July 6, 20205:00 AM ET
Fresh off a Caribbean cruise in early March, John Campbell developed a cough and fever of 104 degrees. He went to his primary care physician and got a flu test, which came up negative.
Then things got strange. Campbell says the doctor then turned to him and said, “I’ve called the ER next door, and you need to go there. This is a matter of public health. They’re expecting you.”
It was March 3, and no one had an inkling yet of just how bad the COVID-19 pandemic would become in the United States.
At the JFK Medical Center near his home in Boynton Beach, Fla., staffers met him in protective gear, then ran a battery of tests — including bloodwork, a chest X-ray and an electrocardiogram — before sending him home. Because he had not traveled to China — a leading criterion at the time for coronavirus testing — Campbell was not swabbed for the coronavirus.
When John Campbell developed his first symptoms in early March of what turned out to be COVID-19, doctors didn’t give him a confirmatory swab test because he hadn’t traveled to China. Because of a loophole in federal rules, that meant his insurer didn’t have to cover the diagnostic exams and tests he underwent in the ER at the time.John Campbell
A $2,777 bill for the emergency room visit came the next month.
Now Campbell, 52, is among those who say they were wrongly billed for the costs associated with seeking a COVID-19 diagnosis.
Why insurers aren’t paying
While most insurers have promised to cover the costs of testing and related services — and Congress passed legislation in mid-March enshrining that requirement — there’s a catch. The law requires the waiver of patient cost-sharing only when a coronavirus test is ordered or administered.
And therein lies the problem.

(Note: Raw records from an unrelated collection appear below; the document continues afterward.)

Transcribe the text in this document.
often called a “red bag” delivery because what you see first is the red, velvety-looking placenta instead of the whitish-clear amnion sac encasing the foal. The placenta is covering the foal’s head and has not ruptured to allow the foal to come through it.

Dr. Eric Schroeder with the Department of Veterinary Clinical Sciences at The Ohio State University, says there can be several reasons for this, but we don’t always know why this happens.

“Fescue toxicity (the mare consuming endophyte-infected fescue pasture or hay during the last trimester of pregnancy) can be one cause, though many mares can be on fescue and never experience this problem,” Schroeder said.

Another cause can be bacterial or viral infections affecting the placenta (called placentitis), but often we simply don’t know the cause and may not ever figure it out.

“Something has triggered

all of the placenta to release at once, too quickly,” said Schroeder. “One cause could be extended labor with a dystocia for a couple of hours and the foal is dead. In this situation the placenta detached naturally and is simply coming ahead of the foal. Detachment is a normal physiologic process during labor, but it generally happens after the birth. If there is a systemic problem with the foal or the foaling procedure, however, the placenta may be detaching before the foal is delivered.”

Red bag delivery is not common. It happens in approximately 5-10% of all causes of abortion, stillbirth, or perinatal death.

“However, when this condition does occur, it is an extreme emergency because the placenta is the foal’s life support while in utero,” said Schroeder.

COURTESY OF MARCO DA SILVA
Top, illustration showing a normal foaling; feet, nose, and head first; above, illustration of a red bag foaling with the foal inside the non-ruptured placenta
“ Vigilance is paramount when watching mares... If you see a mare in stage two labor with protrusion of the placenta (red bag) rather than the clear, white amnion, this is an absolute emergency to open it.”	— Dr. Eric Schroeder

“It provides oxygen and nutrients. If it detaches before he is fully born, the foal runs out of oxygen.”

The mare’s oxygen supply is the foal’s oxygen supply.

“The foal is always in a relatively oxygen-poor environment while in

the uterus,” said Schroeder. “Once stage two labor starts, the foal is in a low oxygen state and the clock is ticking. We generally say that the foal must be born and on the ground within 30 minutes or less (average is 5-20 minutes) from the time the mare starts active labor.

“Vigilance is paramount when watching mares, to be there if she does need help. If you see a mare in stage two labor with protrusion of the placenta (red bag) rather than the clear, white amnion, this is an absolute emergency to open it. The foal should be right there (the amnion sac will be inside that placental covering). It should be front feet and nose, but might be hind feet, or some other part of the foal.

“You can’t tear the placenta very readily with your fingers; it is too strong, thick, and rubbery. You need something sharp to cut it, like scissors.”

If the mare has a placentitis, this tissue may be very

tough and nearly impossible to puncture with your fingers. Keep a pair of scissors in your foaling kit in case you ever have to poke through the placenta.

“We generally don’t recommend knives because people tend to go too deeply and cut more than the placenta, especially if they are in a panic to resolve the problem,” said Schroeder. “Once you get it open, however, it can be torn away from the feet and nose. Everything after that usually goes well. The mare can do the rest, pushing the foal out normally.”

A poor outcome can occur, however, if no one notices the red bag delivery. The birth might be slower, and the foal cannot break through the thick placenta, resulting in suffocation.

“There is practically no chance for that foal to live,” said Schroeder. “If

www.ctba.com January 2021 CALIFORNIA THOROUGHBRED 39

In the early weeks of the pandemic and through mid-April in many places, testing was often limited to those with specific symptoms or situations, likely excluding thousands of people who had milder cases of the virus or had not traveled overseas.
“They do pay for the test, but I didn’t have the test,” says Campbell, who appealed the bill to his insurer, Florida Blue. More on how that turned out later.
“These loopholes exist,” says Wendell Potter, a former insurance industry executive who is now an industry critic. “We’re just relying on these companies to act in good faith.”
Exacerbating the problem, many of these patients were directed to go to hospital emergency departments — the most expensive place to get care — which can result in huge bills for patients.
Insurers say they fully cover costs when patients are tested for the coronavirus, but what happens with enrollees who sought a test — but were not given one — is less clear.